Ils disent ne pas craindre les balles de la police. Chaque jour, on voit croître le nombre de manifestants qui descendent dans les rues pour crier leur ras-le-bol face à un président qui s'accroche au pouvoir. Après 10 ans de paix fragile, le Burundi craint aujourd'hui de retomber dans la guerre civile.

«Nous marchons en connaissant les risques. Nous savons que chacun d'entre nous peut être tué à tout moment.»

Au bout du fil, Pacifique Nininahazwe paraît déterminé: les manifestants ne quitteront pas la rue tant que le président burundais Pierre Nkurunziza s'accrochera au pouvoir.

Ce juriste est le porte-parole du collectif Halte au troisième mandat, qui s'oppose à la candidature du président à sa propre succession, annoncée le 25 avril.

Depuis, Bujumbura, la petite capitale burundaise sise sur les berges de l'immense lac Tanganyika, a des allures de ville assiégée.

En dépit de l'interdiction de manifester prononcée par le gouvernement, des milliers de personnes se réunissent quotidiennement dans les quartiers périphériques de Bujumbura et tentent de gagner le centre-ville.

Face à eux, des policiers les en empêchent.
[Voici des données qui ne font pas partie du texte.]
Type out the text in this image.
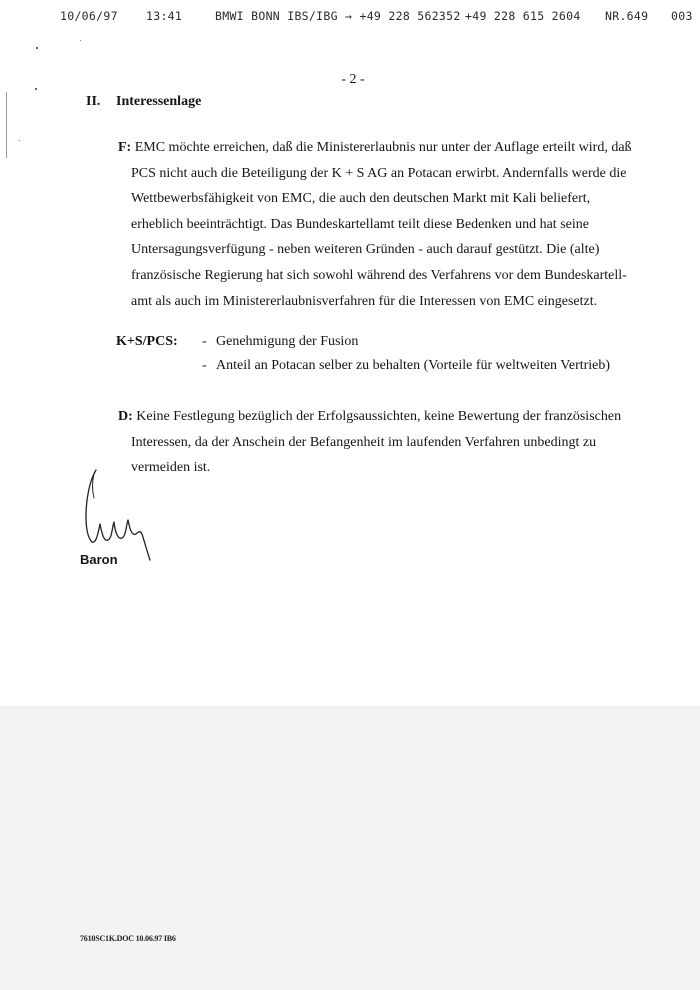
10/06/97 13:41	BMWI BONN IBS/IBG → +49 228 562352 +49 228 615 2604 NR.649 003
- 2 -
II. Interessenlage
F: EMC möchte erreichen, daß die Ministererlaubnis nur unter der Auflage erteilt wird, daß
PCS nicht auch die Beteiligung der K + S AG an Potacan erwirbt. Andernfalls werde die
Wettbewerbsfähigkeit von EMC, die auch den deutschen Markt mit Kali beliefert,
erheblich beeinträchtigt. Das Bundeskartellamt teilt diese Bedenken und hat seine
Untersagungsverfügung - neben weiteren Gründen - auch darauf gestützt. Die (alte)
französische Regierung hat sich sowohl während des Verfahrens vor dem Bundeskartell-
amt als auch im Ministererlaubnisverfahren für die Interessen von EMC eingesetzt.
K+S/PCS:	- Genehmigung der Fusion
- Anteil an Potacan selber zu behalten (Vorteile für weltweiten Vertrieb)
D: Keine Festlegung bezüglich der Erfolgsaussichten, keine Bewertung der französischen
Interessen, da der Anschein der Befangenheit im laufenden Verfahren unbedingt zu
vermeiden ist.
Baron
7610SC1K.DOC 10.06.97 IB6
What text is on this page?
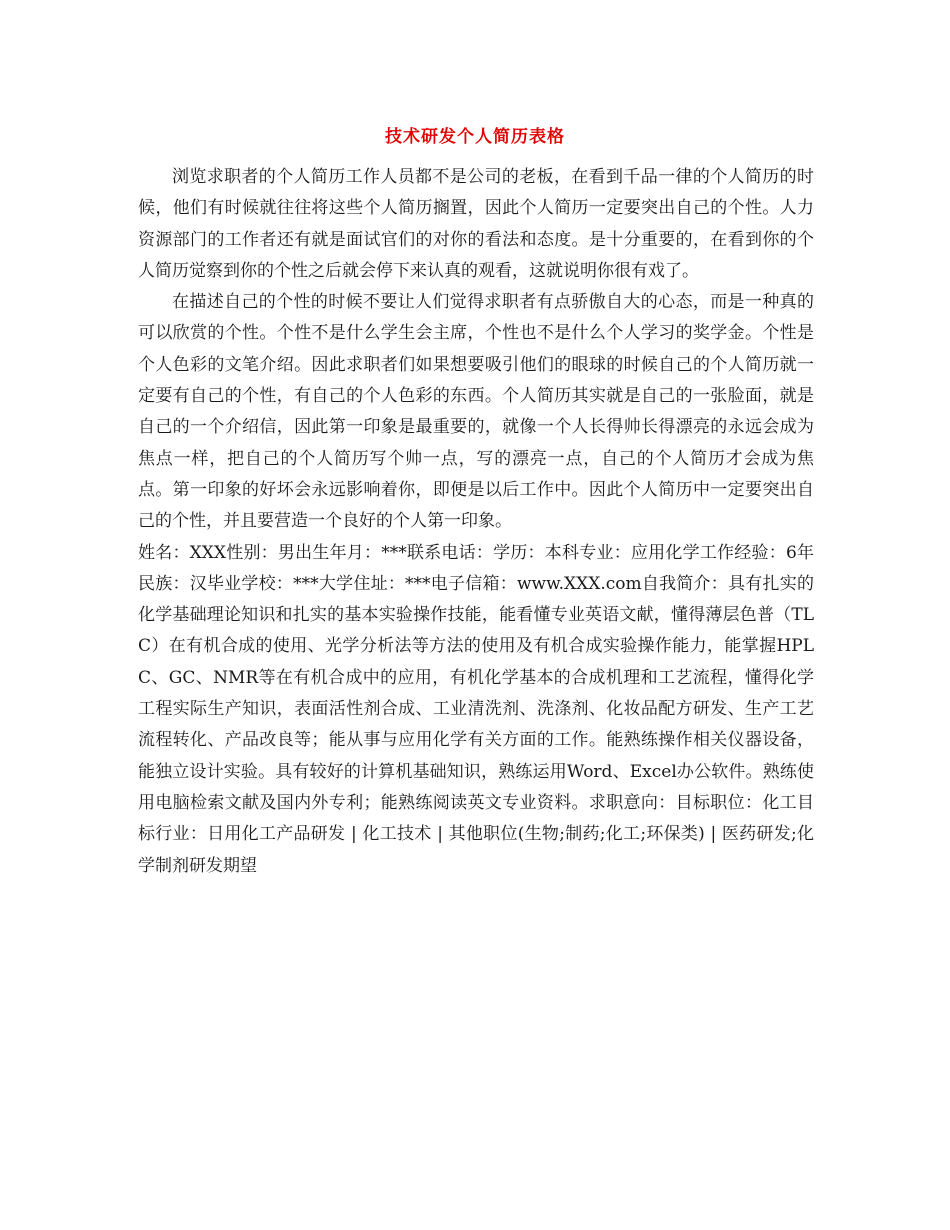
技术研发个人简历表格

浏览求职者的个人简历工作人员都不是公司的老板，在看到千品一律的个人简历的时候，他们有时候就往往将这些个人简历搁置，因此个人简历一定要突出自己的个性。人力资源部门的工作者还有就是面试官们的对你的看法和态度。是十分重要的，在看到你的个人简历觉察到你的个性之后就会停下来认真的观看，这就说明你很有戏了。

在描述自己的个性的时候不要让人们觉得求职者有点骄傲自大的心态，而是一种真的可以欣赏的个性。个性不是什么学生会主席，个性也不是什么个人学习的奖学金。个性是个人色彩的文笔介绍。因此求职者们如果想要吸引他们的眼球的时候自己的个人简历就一定要有自己的个性，有自己的个人色彩的东西。个人简历其实就是自己的一张脸面，就是自己的一个介绍信，因此第一印象是最重要的，就像一个人长得帅长得漂亮的永远会成为焦点一样，把自己的个人简历写个帅一点，写的漂亮一点，自己的个人简历才会成为焦点。第一印象的好坏会永远影响着你，即便是以后工作中。因此个人简历中一定要突出自己的个性，并且要营造一个良好的个人第一印象。

姓名：XXX性别：男出生年月：***联系电话：学历：本科专业：应用化学工作经验：6年民族：汉毕业学校：***大学住址：***电子信箱：www.XXX.com自我简介：具有扎实的化学基础理论知识和扎实的基本实验操作技能，能看懂专业英语文献，懂得薄层色普（TLC）在有机合成的使用、光学分析法等方法的使用及有机合成实验操作能力，能掌握HPLC、GC、NMR等在有机合成中的应用，有机化学基本的合成机理和工艺流程，懂得化学工程实际生产知识，表面活性剂合成、工业清洗剂、洗涤剂、化妆品配方研发、生产工艺流程转化、产品改良等；能从事与应用化学有关方面的工作。能熟练操作相关仪器设备，能独立设计实验。具有较好的计算机基础知识，熟练运用Word、Excel办公软件。熟练使用电脑检索文献及国内外专利；能熟练阅读英文专业资料。求职意向：目标职位：化工目标行业：日用化工产品研发 | 化工技术 | 其他职位(生物;制药;化工;环保类) | 医药研发;化学制剂研发期望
Lundi, ils ont tiré à balles réelles, faisant quatre morts, portant le total à 14 depuis le début des manifestations. Plus de 600 personnes ont également été arrêtées. «Ils tirent sans sommation, c'est terrible!», dit Pacifique Nininahazwe.

Malgré la violente répression, les manifestants gardent le cap et projettent d'atteindre le centre-ville et la symbolique place de l'indépendance aujourd'hui ou demain.



Médias muselés

Dans la foulée de la contestation, le gouvernement burundais a fermé la populaire radio indépendante RPA, la semaine dernière.

«Ils sont venus avec un mandat de perquisition et de fermeture en accusant [la radio] d'incitation à l'insurrection», s'exclame Innocent Muhozi, président de l'Observatoire de la presse burundaise.

Deux autres radios indépendantes ont vu leurs émetteurs vers l'intérieur du pays coupés, tandis que la Maison de la presse, qui héberge de petits médias, a aussi été fermée par les autorités.

«Il n'y a pas de recours possible, le système judiciaire est totalement sous le contrôle de l'exécutif», soutient Innocent Muhozi.

L'accès à divers réseaux sociaux et applications de communication, notamment Facebook et WhatsApp, a également été coupé.

Échec «sur toute la ligne»

Pour calmer la situation, l'entourage du président a proposé de libérer les militants arrêtés et de rouvrir les radios fermées en échange de l'arrêt des manifestations.

«Pour nous, il n'y a qu'une seule condition pour qu'on cesse les manifestations, c'est que le président renonce [à solliciter un troisième mandat]», affirme Pacifique Nininahazwe, rappelant que le Burundi «est en arrière sur tous les plans» en matière de développement.

«C'est un président qui a piétiné nos libertés, qui a emprisonné beaucoup de gens, qui a un pouvoir extrêmement corrompu, au cours duquel beaucoup de Burundais ont été assassinés. Comment pouvons-nous continuer à être dirigés par un homme qui a échoué sur toute la ligne?», martèle Pacifique Nininahazwe

Jugement sous la menace

La cour constitutionnelle du Burundi a estimé dans un arrêt rendu hier que la candidature du président au scrutin prévu le 26 juin n'est «pas contraire à la Constitution du Burundi».

Le vice-président de la Cour n'a cependant pas signé l'arrêt en question et a plutôt fui au Rwanda, affirmant que la majorité de ses confrères jugeaient en réalité la candidature anticonstitutionnelle, mais qu'ils avaient cédé sous des menaces de mort.

La veille, le secrétaire d'État américain John Kerry, de passage en Afrique, avait estimé que la candidature du président du Burundi à un troisième mandat allait «à l'encontre de la Constitution de ce pays».

Il y a une semaine, le Canada s'était dit «troublé» par la situation au Burundi et le ministre des Affaires étrangères du Canada, Rob Nicholson, avait exhorté par voie de communiqué «le Burundi à respecter les accords d'Arusha et ses engagements internationaux».

Inquiétudes à Montréal

Les Burundais d'ici suivent avec «inquiétude» la situation dans leur pays d'origine et pressent le gouvernement du Burundi de mettre «un terme à la répression», indique le porte-parole du Rassemblement de la diaspora burundaise de Montréal, Amilcar Ryumeko.

La mort d'un jeune de 17 ans au début des manifestations a été un choc. «Ce jeune-là aurait pu être notre frère, notre cousin, notre enfant.»

Quelque 4000 Burundais vivent au Québec, dont près de la moitié à Montréal.